ManœuvresSémaphore pour l’espace public

Prière de m’écouter, de me sentir, de me gouter, de me toucher.

La sensorialité et l’expérience émotionnelle sont-elles négligées dans la conception de l’espace public?

Parc

L’espace urbain donne lieu à une large variété de stimulations sensorielles et émotionnelles. Le ressenti dans l’espace public ne s’arrête pas aux sensations qui font appel aux cinq sens, mais il comprend également des émotions, des sentiments, des imaginaires individuels et collectifs. L’atmosphère ou l’ambiance qui émane de l’espace public découle directement de la sphère des émotions. On parlera d’une ambiance chaleureuse, conviviale ou froide et hostile, d’un sentiment de liberté, de lieux « stimulants », « reposants » ou encore « oppressants », d’un sentiment d’attachement et d'appartenance, d’un rapport esthétique ou symbolique, en particulier en lien avec la nature (liberté, évasion, lien à la terre, refuge), comme la présence de l’eau qui incarne la quiétude, le calme, l’apaisement et la tranquillité, ou au contraire à des aspects négatifs qui génèrent de la colère face aux espaces morts liés, par exemple, aux infrastructures routières.
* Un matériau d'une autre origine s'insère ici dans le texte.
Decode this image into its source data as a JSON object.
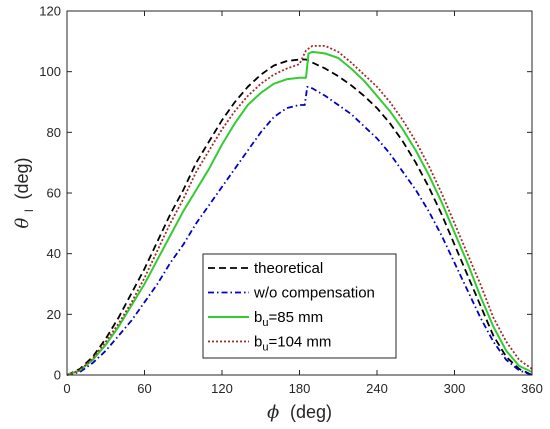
{
  "chart_data": {
    "type": "line",
    "title": "",
    "xlabel": {
      "symbol": "ϕ",
      "unit": "(deg)"
    },
    "ylabel": {
      "symbol": "θ",
      "subscript": "l",
      "unit": "(deg)"
    },
    "xlim": [
      0,
      360
    ],
    "ylim": [
      0,
      120
    ],
    "xticks": [
      0,
      60,
      120,
      180,
      240,
      300,
      360
    ],
    "yticks": [
      0,
      20,
      40,
      60,
      80,
      100,
      120
    ],
    "grid": false,
    "legend": "lower-center",
    "series": [
      {
        "name": "theoretical",
        "legend_parts": [
          "theoretical"
        ],
        "color": "#000000",
        "style": "dashed",
        "x": [
          0,
          10,
          20,
          30,
          40,
          50,
          60,
          70,
          80,
          90,
          100,
          110,
          120,
          130,
          140,
          150,
          160,
          170,
          180,
          185,
          190,
          200,
          210,
          220,
          230,
          240,
          250,
          260,
          270,
          280,
          290,
          300,
          310,
          320,
          330,
          340,
          350,
          360
        ],
        "y": [
          0,
          2,
          6,
          12,
          19,
          27,
          35,
          44,
          53,
          61,
          70,
          77,
          84,
          90,
          95,
          99,
          102,
          103.5,
          104,
          104,
          103,
          101,
          98.5,
          95.5,
          92,
          88,
          83,
          77,
          70,
          62,
          53,
          43,
          33,
          23,
          13,
          6,
          2,
          0
        ]
      },
      {
        "name": "w/o compensation",
        "legend_parts": [
          "w/o compensation"
        ],
        "color": "#0000cc",
        "style": "dashdot",
        "x": [
          0,
          10,
          20,
          30,
          40,
          50,
          60,
          70,
          80,
          90,
          100,
          110,
          120,
          130,
          140,
          150,
          160,
          170,
          180,
          184,
          186,
          190,
          200,
          210,
          220,
          230,
          240,
          250,
          260,
          270,
          280,
          290,
          300,
          310,
          320,
          330,
          340,
          350,
          360
        ],
        "y": [
          0,
          1,
          4,
          8,
          13,
          18,
          24,
          30,
          37,
          43,
          50,
          56,
          62,
          68,
          74,
          80,
          85,
          88,
          89,
          89,
          95,
          94.5,
          92,
          89,
          86,
          82,
          78,
          73,
          67,
          61,
          54,
          46,
          37,
          28,
          19,
          11,
          5,
          1.5,
          0
        ]
      },
      {
        "name": "bu=85 mm",
        "legend_parts": [
          "b",
          "u",
          "=85 mm"
        ],
        "color": "#33cc33",
        "style": "solid",
        "x": [
          0,
          10,
          20,
          30,
          40,
          50,
          60,
          70,
          80,
          90,
          100,
          110,
          120,
          130,
          140,
          150,
          160,
          170,
          180,
          185,
          187,
          190,
          200,
          210,
          220,
          230,
          240,
          250,
          260,
          270,
          280,
          290,
          300,
          310,
          320,
          330,
          340,
          350,
          360
        ],
        "y": [
          0,
          1.5,
          5,
          10,
          16,
          23,
          30,
          38,
          46,
          54,
          61,
          68,
          76,
          83,
          89,
          93,
          96,
          97.5,
          98,
          98,
          106,
          106.5,
          106,
          104.5,
          101,
          97,
          92,
          87,
          81,
          74,
          66,
          57,
          47,
          37,
          26,
          16,
          8,
          3,
          1
        ]
      },
      {
        "name": "bu=104 mm",
        "legend_parts": [
          "b",
          "u",
          "=104 mm"
        ],
        "color": "#a52a2a",
        "style": "dotted",
        "x": [
          0,
          10,
          20,
          30,
          40,
          50,
          60,
          70,
          80,
          90,
          100,
          110,
          120,
          130,
          140,
          150,
          160,
          170,
          180,
          185,
          190,
          200,
          210,
          220,
          230,
          240,
          250,
          260,
          270,
          280,
          290,
          300,
          310,
          320,
          330,
          340,
          350,
          360
        ],
        "y": [
          0,
          1.5,
          5.5,
          11,
          17,
          24,
          32,
          41,
          50,
          58,
          67,
          74,
          81,
          87,
          92,
          96,
          99,
          101,
          102.5,
          107,
          108.5,
          108.5,
          106.5,
          103,
          99,
          95,
          90,
          84,
          77,
          69,
          60,
          50,
          40,
          30,
          19,
          11,
          5,
          2
        ]
      }
    ]
  }
}
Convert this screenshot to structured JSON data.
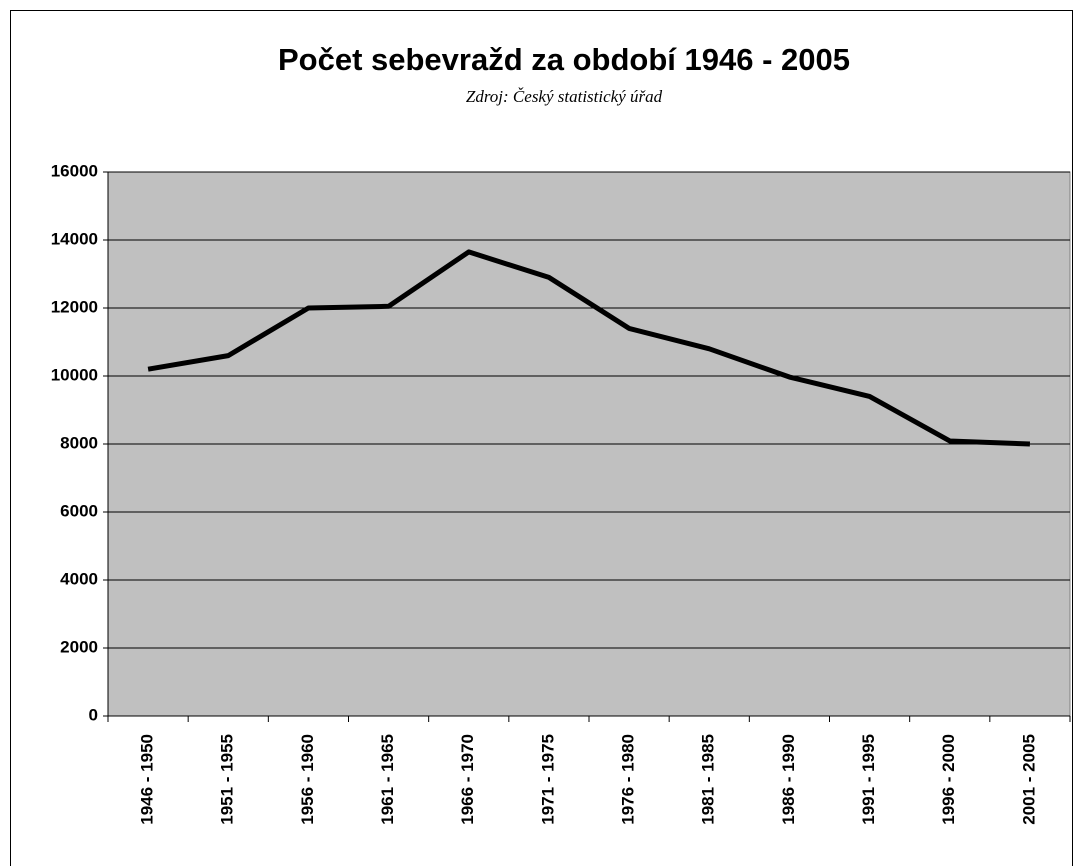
{
  "chart_data": {
    "type": "line",
    "title": "Počet sebevražd za období 1946 - 2005",
    "subtitle": "Zdroj: Český statistický úřad",
    "categories": [
      "1946 - 1950",
      "1951 - 1955",
      "1956 - 1960",
      "1961 - 1965",
      "1966 - 1970",
      "1971 - 1975",
      "1976 - 1980",
      "1981 - 1985",
      "1986 - 1990",
      "1991 - 1995",
      "1996 - 2000",
      "2001 - 2005"
    ],
    "values": [
      10200,
      10600,
      12000,
      12050,
      13650,
      12900,
      11400,
      10800,
      9970,
      9400,
      8090,
      8000
    ],
    "color": "#000000",
    "plot_color": "#c0c0c0",
    "ylim": [
      0,
      16000
    ],
    "yticks": [
      0,
      2000,
      4000,
      6000,
      8000,
      10000,
      12000,
      14000,
      16000
    ],
    "grid": true
  }
}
Comme monde sensible, l’espace public est à la fois vécu, représenté, ressenti et imaginé. Chacun.e fait l’expérience du paysage urbain selon son bagage social, culturel, intellectuel, personnel, ses sens et ses émotions, et ce de façon consciente ou pas. La répétition de certains sons oriente notre interaction quotidienne avec l’environnement bâti et inscrit notre expérience spatiale dans une temporalité. Les odeurs inhabituelles nous interpellent, évoquant des souvenirs et dirigeant ou déviant notre activité dans l’espace. Bien que moins manifestes, le goût, le toucher et les autres modalités de perception comme la chronoception ou la thermoception, ont un rôle tout aussi important dans la captation des caractéristiques d’un espace et dans l’altération de notre rapport à l’environnement bâti. Ainsi, les émotions et les sensations conditionnent notre expérience de l’urbanité et la dynamique de notre collectivité.

Ces réflexions invitent à considérer comment nos sens et nos perceptions peuvent influencer la manière dont on vit et pense nos espaces publics. La posture technique et fonctionnaliste adoptée pour l’aménagement de l’espace public limite l’influence des considérations de la ville vécue, représentée et ressentie dans les processus décisionnels. Les représentations, sentiments, sensations et émotions restent des critères généralement marginaux dans la conception des espaces. On peut dès lors s’interroger sur la place accordée aux dimensions fondamentalement humaines que sont les sensations et les sentiments dans la conception de l’espace public ? Est-ce même un enjeu abordé par les parties prenantes à ce processus ? Le cas échéant, quels sens prédominent dans les démarches d’aménagement des espaces publics ? S’agit-il seulement de la vue qui se présente comme le sens principal dans notre rapport à l’environnement urbain ?

Une appréhension globale des sens et des émotions dans la fabrication de l’espace public est à même d’encourager l’émergence d’une relation plus saine avec ses usager.ère.s. Alimenter les aspects qualitatifs dans l’expérience de la ville et reconnaître la charge sensible des espaces sont des vecteurs de durabilité qui retiennent de plus en plus l’attention des décideur.se.s et aménageur.se.s. Néanmoins, le caractère subjectif de la sensorialité et des émotions complexifie l’établissement d’une méthodologie ou la mise en place d’une approche qui soit éthique et qui ne tende pas à instrumentaliser le sensible.

Plusieurs avenues peuvent être considérées pour favoriser les perceptions sensorielles génératrices d’effets positifs dans notre expérience de l’espace public, comme la diversification des ambiances urbaines et la création d’atmosphères permettant la régulation émotionnelle des individus, l’adaptation aux usages de différents espaces, la stimulation de l’imaginaire et les capacités cognitives des individus (points de repères, lisibilité des espaces), le renforcement de l’identité des lieux pour contribuer au sentiment d’appartenance des citoyen.ne.s ou encore l’amélioration des modalités de déplacement dans l’espace.

Des approches exploratoires et des relevés ou recueils des connaissances sensibles d’un lieu, de ses perceptions, des émotions qu’il suscite et de sa mémoire permettraient d’identifier les enjeux du monde sensible plus ou moins perçus dans les analyses urbaines traditionnelles. L’implication des citoyen.ne.s et des artistes, qui ont une réceptivité accrue au domaine du sensible, relève d’une grande pertinence dans ce genre d’approche. Ces recueils sensibles d’un lieu pourraient servir de départ pour des concours, appels à candidature ou commandes en permettant aux futurs aménageur.se.s d’un espace public de s'y appuyer pour intervenir de manière plus humaine.